Here's how Robert Pershing John Foster, an Army surgeon from Louisiana, experiences his arrival in California, the promised land where through charm, grit and skill he became a highly successful doctor who numbered Ray Charles (a migrant himself from Georgia) among his patients and who loved to gamble:
The farther he went, the better it got. The trees were not trees anymore but Popsicles and corncobs. The lawns spread out like pool tables, and you could cut yourself on the hedgerows. Everything was looking like a villa or a compound now, statues and gumdrop trees marching down overdone driveways and Grecian urns set out on the porticoes. The whole effect was like a diva with too much lipstick, and he loved it. The too-muchness of it all.
But the migrants experience their share of discrimination, heartbreak and homesickness, too, once they begin their new lives. George Swanson Starling, a man who was forced to flee to Harlem from Florida after he successfully organized orange pickers, ends up as a porter on the Silver Meteor, the same train that took me from West Palm Beach to New York City last year. Although Starling never regrets the move, he can't quite quit the marriage that denied him an education or the south, either, if only because his job frequently takes him to his hometown and the funerals of old friends as he grows older.
George stands before the congregation of mostly new faces, the descendants of those he knew, and looks around at a church that was as much a part of him as the South itself.

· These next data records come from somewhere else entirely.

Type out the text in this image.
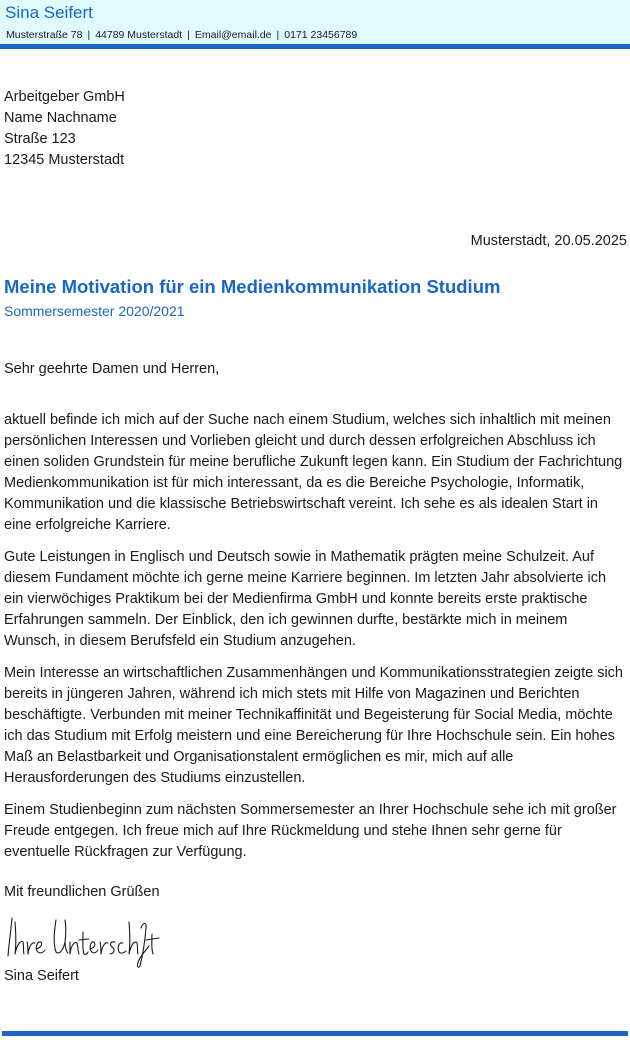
Sina Seifert
Musterstraße 78 | 44789 Musterstadt | Email@email.de | 0171 23456789
Arbeitgeber GmbH
Name Nachname
Straße 123
12345 Musterstadt
Musterstadt, 20.05.2025
Meine Motivation für ein Medienkommunikation Studium
Sommersemester 2020/2021
Sehr geehrte Damen und Herren,

aktuell befinde ich mich auf der Suche nach einem Studium, welches sich inhaltlich mit meinen persönlichen Interessen und Vorlieben gleicht und durch dessen erfolgreichen Abschluss ich einen soliden Grundstein für meine berufliche Zukunft legen kann. Ein Studium der Fachrichtung Medienkommunikation ist für mich interessant, da es die Bereiche Psychologie, Informatik, Kommunikation und die klassische Betriebswirtschaft vereint. Ich sehe es als idealen Start in eine erfolgreiche Karriere.

Gute Leistungen in Englisch und Deutsch sowie in Mathematik prägten meine Schulzeit. Auf diesem Fundament möchte ich gerne meine Karriere beginnen. Im letzten Jahr absolvierte ich ein vierwöchiges Praktikum bei der Medienfirma GmbH und konnte bereits erste praktische Erfahrungen sammeln. Der Einblick, den ich gewinnen durfte, bestärkte mich in meinem Wunsch, in diesem Berufsfeld ein Studium anzugehen.

Mein Interesse an wirtschaftlichen Zusammenhängen und Kommunikationsstrategien zeigte sich bereits in jüngeren Jahren, während ich mich stets mit Hilfe von Magazinen und Berichten beschäftigte. Verbunden mit meiner Technikaffinität und Begeisterung für Social Media, möchte ich das Studium mit Erfolg meistern und eine Bereicherung für Ihre Hochschule sein. Ein hohes Maß an Belastbarkeit und Organisationstalent ermöglichen es mir, mich auf alle Herausforderungen des Studiums einzustellen.

Einem Studienbeginn zum nächsten Sommersemester an Ihrer Hochschule sehe ich mit großer Freude entgegen. Ich freue mich auf Ihre Rückmeldung und stehe Ihnen sehr gerne für eventuelle Rückfragen zur Verfügung.

Mit freundlichen Grüßen
Sina Seifert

“Needless to say, I am grateful to be in your midst,” he says. “I look over and see my father and my mother and my daughter. And it always makes me a little full. So if I become emotional, I hope you will understand.”
He then sings a hymn, “Without God I could do nothing … without him, I would fail.…”
The congregation claps after he finishes, and he takes his glasses off and wipes the tears with his handkerchief before walking back to his seat at the side of the church. He takes his place and sits upright in a pew next to the pulpit with a silver cane beside him and tears escaping from his eyes.
Wilkerson got to know Ida Mae, Bob and George as well as a stranger ever can and by the time her occasionally repetitive book ends, you will feel that you have had the honor of knowing them, too. Despite everything that America threw at them--from epithets to nooses--they and millions like them prevailed and maintained a kind of under sung dignity overlooked not only by those who couldn't even see them as human beings. The Warmth of Other Suns--a title taken from an early edition of Black Boy, Richard Wright's autobiography--is as much about individual triumph as it is a national tragedy that still hasn't abated.